Mobutu ne gère pas le Zaïre, il le vampirise avec d'autant plus d'assurance que la position
stratégique du pays et ses immenses richesses ont multiplié les « parrains » : les États-Unis
(Reagan et Bush notamment), la France (après la Belgique), Israël, le Maroc, la CIA, le
SDECE, des groupes de négoce ou de travaux publics, des multinationales comme Suez (via
la Société Générale de Belgique et la Gécamines) ou Lonrho...

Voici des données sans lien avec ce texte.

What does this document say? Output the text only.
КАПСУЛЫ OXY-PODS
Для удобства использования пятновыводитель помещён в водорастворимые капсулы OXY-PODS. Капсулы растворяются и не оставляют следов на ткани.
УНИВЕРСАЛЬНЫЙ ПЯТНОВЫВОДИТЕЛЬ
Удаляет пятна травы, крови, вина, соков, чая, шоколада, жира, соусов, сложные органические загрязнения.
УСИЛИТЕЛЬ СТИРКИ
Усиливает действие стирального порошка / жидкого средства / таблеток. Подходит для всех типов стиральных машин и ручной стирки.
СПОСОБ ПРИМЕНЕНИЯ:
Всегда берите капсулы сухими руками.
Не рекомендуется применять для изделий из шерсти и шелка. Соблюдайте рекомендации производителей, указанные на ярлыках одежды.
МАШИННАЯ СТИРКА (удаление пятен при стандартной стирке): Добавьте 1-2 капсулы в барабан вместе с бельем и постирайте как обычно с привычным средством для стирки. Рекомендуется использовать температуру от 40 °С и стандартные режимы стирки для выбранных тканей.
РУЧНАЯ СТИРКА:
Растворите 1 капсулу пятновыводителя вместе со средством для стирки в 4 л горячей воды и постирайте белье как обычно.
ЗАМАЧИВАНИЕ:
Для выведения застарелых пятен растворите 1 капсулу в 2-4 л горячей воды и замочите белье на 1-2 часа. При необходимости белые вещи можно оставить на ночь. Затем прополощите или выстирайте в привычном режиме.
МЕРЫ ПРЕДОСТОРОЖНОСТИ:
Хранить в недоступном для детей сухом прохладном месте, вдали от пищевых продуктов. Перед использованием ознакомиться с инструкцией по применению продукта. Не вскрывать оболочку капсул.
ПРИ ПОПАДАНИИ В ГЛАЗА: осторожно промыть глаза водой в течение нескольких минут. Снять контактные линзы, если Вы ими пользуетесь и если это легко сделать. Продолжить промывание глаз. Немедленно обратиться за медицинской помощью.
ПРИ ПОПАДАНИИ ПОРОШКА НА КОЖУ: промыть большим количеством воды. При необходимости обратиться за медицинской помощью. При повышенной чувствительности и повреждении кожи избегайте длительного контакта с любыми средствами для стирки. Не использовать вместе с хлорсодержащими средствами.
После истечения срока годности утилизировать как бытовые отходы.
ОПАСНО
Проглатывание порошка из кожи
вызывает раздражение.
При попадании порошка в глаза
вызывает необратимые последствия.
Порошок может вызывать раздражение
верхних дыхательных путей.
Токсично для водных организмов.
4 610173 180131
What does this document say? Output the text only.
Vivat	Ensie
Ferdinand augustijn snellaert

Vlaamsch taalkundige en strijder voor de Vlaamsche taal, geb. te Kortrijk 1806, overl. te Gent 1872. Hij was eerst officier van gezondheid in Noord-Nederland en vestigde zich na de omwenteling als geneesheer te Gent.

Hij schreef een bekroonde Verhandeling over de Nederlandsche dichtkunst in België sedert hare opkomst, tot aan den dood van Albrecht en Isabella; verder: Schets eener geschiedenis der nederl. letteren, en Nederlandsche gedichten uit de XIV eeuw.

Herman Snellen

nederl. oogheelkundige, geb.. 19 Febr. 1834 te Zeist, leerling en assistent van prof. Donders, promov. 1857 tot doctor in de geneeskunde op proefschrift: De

La surenchère dans le crime (et l'assassinat d'un ambassadeur de France) n'ont pas rendu Mobutu
infréquentable : il a pu séjourner en 1993 dans son royal pied-à-terre de Roquebrune-Cap Martin.
Receleurs
Le Gotha de la finance mondiale a hébergé, souvent dans ses agences des paradis fiscaux
(Jersey, Liechtenstein, ...), les milliards de dollars extorqués aux peuples haïtien, philippin,
zaïrois,... par les Duvalier, Marcos, Mobutu et consorts : Royal Bank of Canada, Barclay's
Bank, Bruxelles-Lambert, BNP, Crédit Suisse, Union des Banques Suisses,... Le Conseil
fédéral helvétique s'en est ému, et a fini par bloquer les comptes de Marcos. Et il a promulgué
en 1983 une loi fondamentale sur l'entraide pénale internationale. Ces inflexions
considérables de la tradition bancaire suisse sont le fruit d'une forte mobilisation civique, via
notamment La Déclaration de Berne. La justice française pour sa part, saisie du cas Duvalier,
a estimé qu'elle n'était pas concernée par les rapines des responsables politiques étrangers,
fussent-elles abritées en France.
Paradis fiscaux
On devrait plutôt parler à leur propos de « trous noirs » du bien public. Ils jouent un rôle de plus en plus
considérable dans l'évasion des fonds publics détournés, pour acheminer l'argent de la corruption, blanchir les
profits de la drogue ou du crime organisé. Des bataillons de juristes et de financiers respectables sont capables de
faire subir à une somme litigieuse une telle cascade de virements télématiques que toute enquête devient
impossible. Ces paradis de l'illégalité sont de minuscules États. Leur capacité de résistance à de réelles pressions
politiques serait très réduite. Ces pressions ne sont pas exercées. Pourquoi ?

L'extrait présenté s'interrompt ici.